Voices

Deferred decisions

The general exhaustion of the Douglas administration and the 2009-10 edition of the Vermont Legislature was reflected in the way that three important bills were treated by both sides.

Gov. James Douglas declined to sign or veto S.88, a multipart health care bill passed on the last day of the 2010 session on May 11. Thus, a bill that commits Vermont to the path of universal access to health care was allowed to become law.

Douglas said he had no problem with some of S.88's provisions, such as capping annual hospital budget increases and expanding the Blueprint for Health program, the chronic-care management initiative begun by his administration.

Douglas did object to creating a commission to come up with a new health-care system, something that would cost up to $250,000. He also objected to a provision requiring the disclosure of free drug samples given to doctors by pharmaceutical companies, which Douglas believes is burdensome requirement for the state's doctors.

In the end, Douglas decided a flawed bill was better than nothing, particularly if a health program that he has touted around the nation as a model gets more funding.

That same reasoning applied to H.66, a bill that encourages school districts to merge by offering incentives to reduce property taxes and grants to help with the transition process.

Douglas said he thought the bill didn't go far enough to reduce education costs. The approach that Douglas and others apparently prefer is having the state mandate the merger of small school districts and supervisory unions, setting a requirement for higher teacher-to-pupil ratios and reducing state aid to small schools.

But even Douglas realizes that it is nearly impossible to convince most Vermonters to accept forced school consolidation or mandated staff cuts. That's why he was willing to accept H.66. Most towns in the state have demonstrated that they can hold down education costs without state interference.

It wasn't much of a surprise that House Speaker Shap Smith and Senate President Pro Tem Peter Shumlin chose not to convene a veto session to override Douglas' rejection of a bill that would have made changes to the state's current use program.

Under current use, anyone with 25 acres or more of farm or forest land that is in active production and management can pay property taxes on the value of the land as it is being used rather than on its development value. It has helped preserve Vermont's working landscape, but the tax breaks given to landowners cost the state about $49 million annually.

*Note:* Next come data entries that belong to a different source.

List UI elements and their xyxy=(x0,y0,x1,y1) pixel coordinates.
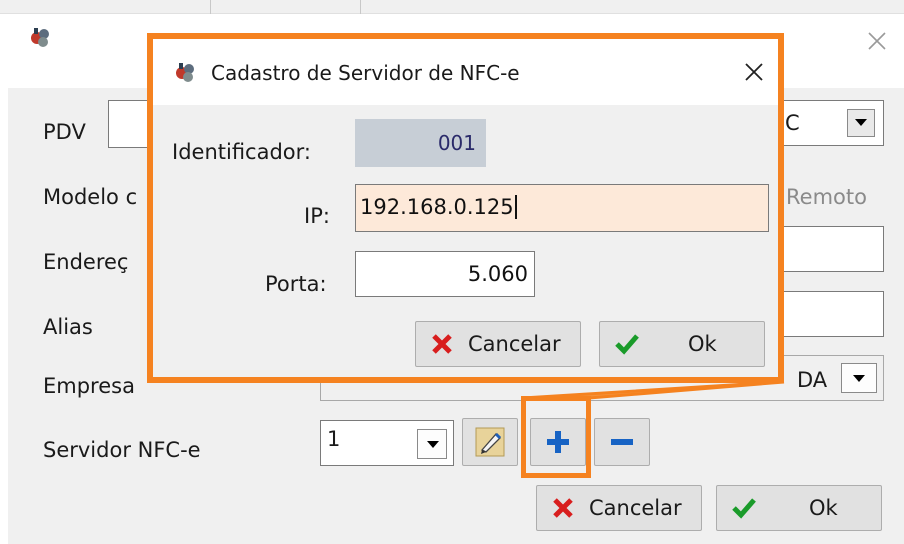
highlight-connector xyxy=(522,380,785,400)
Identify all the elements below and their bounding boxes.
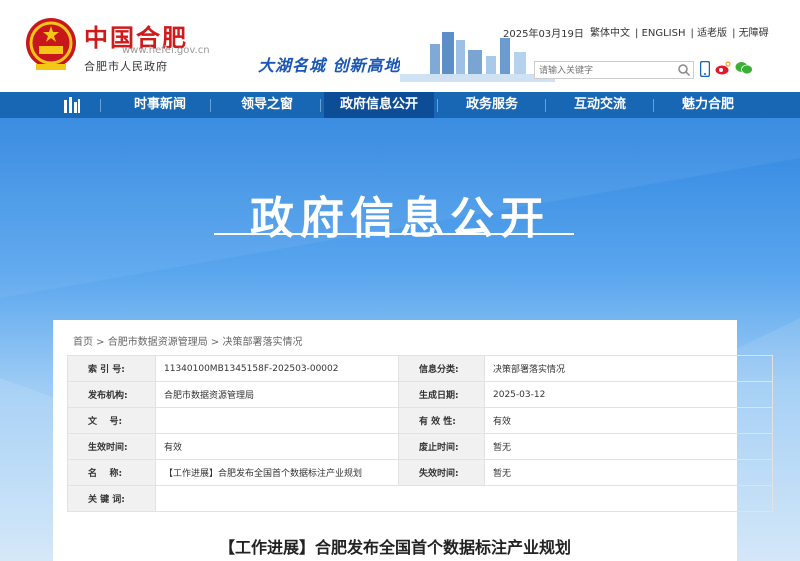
table-row: 发布机构: 合肥市数据资源管理局 生成日期: 2025-03-12 [67,381,773,408]
phone-icon[interactable] [700,61,710,77]
link-traditional-chinese[interactable]: 繁体中文 [590,28,630,39]
nav-divider [437,99,438,112]
nav-item-leaders[interactable]: 领导之窗 [218,92,316,118]
site-subtitle: 合肥市人民政府 [84,60,168,73]
repeal-time-label: 废止时间: [398,433,485,460]
publisher-label: 发布机构: [67,381,156,408]
breadcrumb[interactable]: 首页 > 合肥市数据资源管理局 > 决策部署落实情况 [73,333,302,348]
nav-item-news[interactable]: 时事新闻 [112,92,208,118]
search-input[interactable] [539,64,669,77]
slogan: 大湖名城 创新高地 [258,56,401,75]
validity-label: 有 效 性: [398,407,485,434]
keywords-label: 关 键 词: [67,485,156,512]
info-category-value: 决策部署落实情况 [484,355,773,382]
main-nav: 时事新闻 领导之窗 政府信息公开 政务服务 互动交流 魅力合肥 [0,92,800,118]
info-category-label: 信息分类: [398,355,485,382]
weibo-icon[interactable] [715,61,731,75]
date: 2025年03月19日 [503,29,584,40]
search-icon[interactable] [677,63,691,77]
top-links: 繁体中文 | ENGLISH | 适老版 | 无障碍 [590,28,769,39]
site-url: www.hefei.gov.cn [122,45,210,56]
created-date-value: 2025-03-12 [484,381,773,408]
search-box [534,61,694,79]
metadata-table: 索 引 号: 11340100MB1345158F-202503-00002 信… [67,355,773,512]
link-accessibility[interactable]: 无障碍 [739,28,769,39]
home-icon[interactable] [62,96,82,114]
watermark-text: 公众号 · 安全学习那些事儿 [504,517,710,537]
nav-item-gov-info[interactable]: 政府信息公开 [324,92,434,118]
table-row: 文 号: 有 效 性: 有效 [67,407,773,434]
effective-time-label: 生效时间: [67,433,156,460]
effective-time-value: 有效 [155,433,399,460]
nav-item-interaction[interactable]: 互动交流 [550,92,650,118]
document-number-label: 文 号: [67,407,156,434]
publisher-value: 合肥市数据资源管理局 [155,381,399,408]
wechat-icon[interactable] [735,61,753,75]
title-value: 【工作进展】合肥发布全国首个数据标注产业规划 [155,459,399,486]
link-elderly-version[interactable]: 适老版 [697,28,727,39]
expiry-time-value: 暂无 [484,459,773,486]
created-date-label: 生成日期: [398,381,485,408]
nav-divider [210,99,211,112]
wechat-watermark-icon [474,514,499,532]
link-english[interactable]: ENGLISH [642,28,686,39]
title-label: 名 称: [67,459,156,486]
national-emblem-icon[interactable] [24,16,78,74]
table-row: 关 键 词: [67,485,773,512]
keywords-value [155,485,773,512]
index-number-value: 11340100MB1345158F-202503-00002 [155,355,399,382]
banner-title: 政府信息公开 [250,193,550,244]
table-row: 名 称: 【工作进展】合肥发布全国首个数据标注产业规划 失效时间: 暂无 [67,459,773,486]
repeal-time-value: 暂无 [484,433,773,460]
nav-divider [320,99,321,112]
nav-item-services[interactable]: 政务服务 [442,92,542,118]
expiry-time-label: 失效时间: [398,459,485,486]
document-number-value [155,407,399,434]
validity-value: 有效 [484,407,773,434]
banner-underline [214,233,574,235]
nav-divider [545,99,546,112]
table-row: 生效时间: 有效 废止时间: 暂无 [67,433,773,460]
header: 中国合肥 www.hefei.gov.cn 合肥市人民政府 大湖名城 创新高地 … [0,0,800,92]
table-row: 索 引 号: 11340100MB1345158F-202503-00002 信… [67,355,773,382]
article-title: 【工作进展】合肥发布全国首个数据标注产业规划 [218,538,571,557]
nav-item-charm-hefei[interactable]: 魅力合肥 [658,92,758,118]
nav-divider [100,99,101,112]
nav-divider [653,99,654,112]
page: 中国合肥 www.hefei.gov.cn 合肥市人民政府 大湖名城 创新高地 … [0,0,800,561]
index-number-label: 索 引 号: [67,355,156,382]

The bill that Douglas vetoed called for a one-time $128 fee to be paid by the 15,000 land owners in the current use program to make up for a $1.6 million budget cut. Douglas objected to the fee as being a new tax. He also objected to increasing the penalties for landowners pulling their property out of current use.

While the veto leaves a $1.6 million hole in the budget, Smith and Shumlin decided it wasn't worth trying to override the veto - not because they weren't sure whether they had the votes, but rather, because this issue wasn't urgent enough to spend $50,000 to bring lawmakers back to Montpelier.

On all three issues - health care, education and current use - neither Douglas nor lawmakers seemed to want a fight. It's now campaign season. Douglas has one foot out the door, and five Democrats and Lt. Gov. Brian Dubie are going all out to succeed him.

There will be a new governor and quite a few new lawmakers in Montpelier in 2011. That's why this year in the Legislature seemed like a holding pattern, with little substantial movement on the big issues.

We're going to have to wait until after November to identify the people tasked with making the decisions that the Douglas administration and the 2009-10 Legislature chose not to make.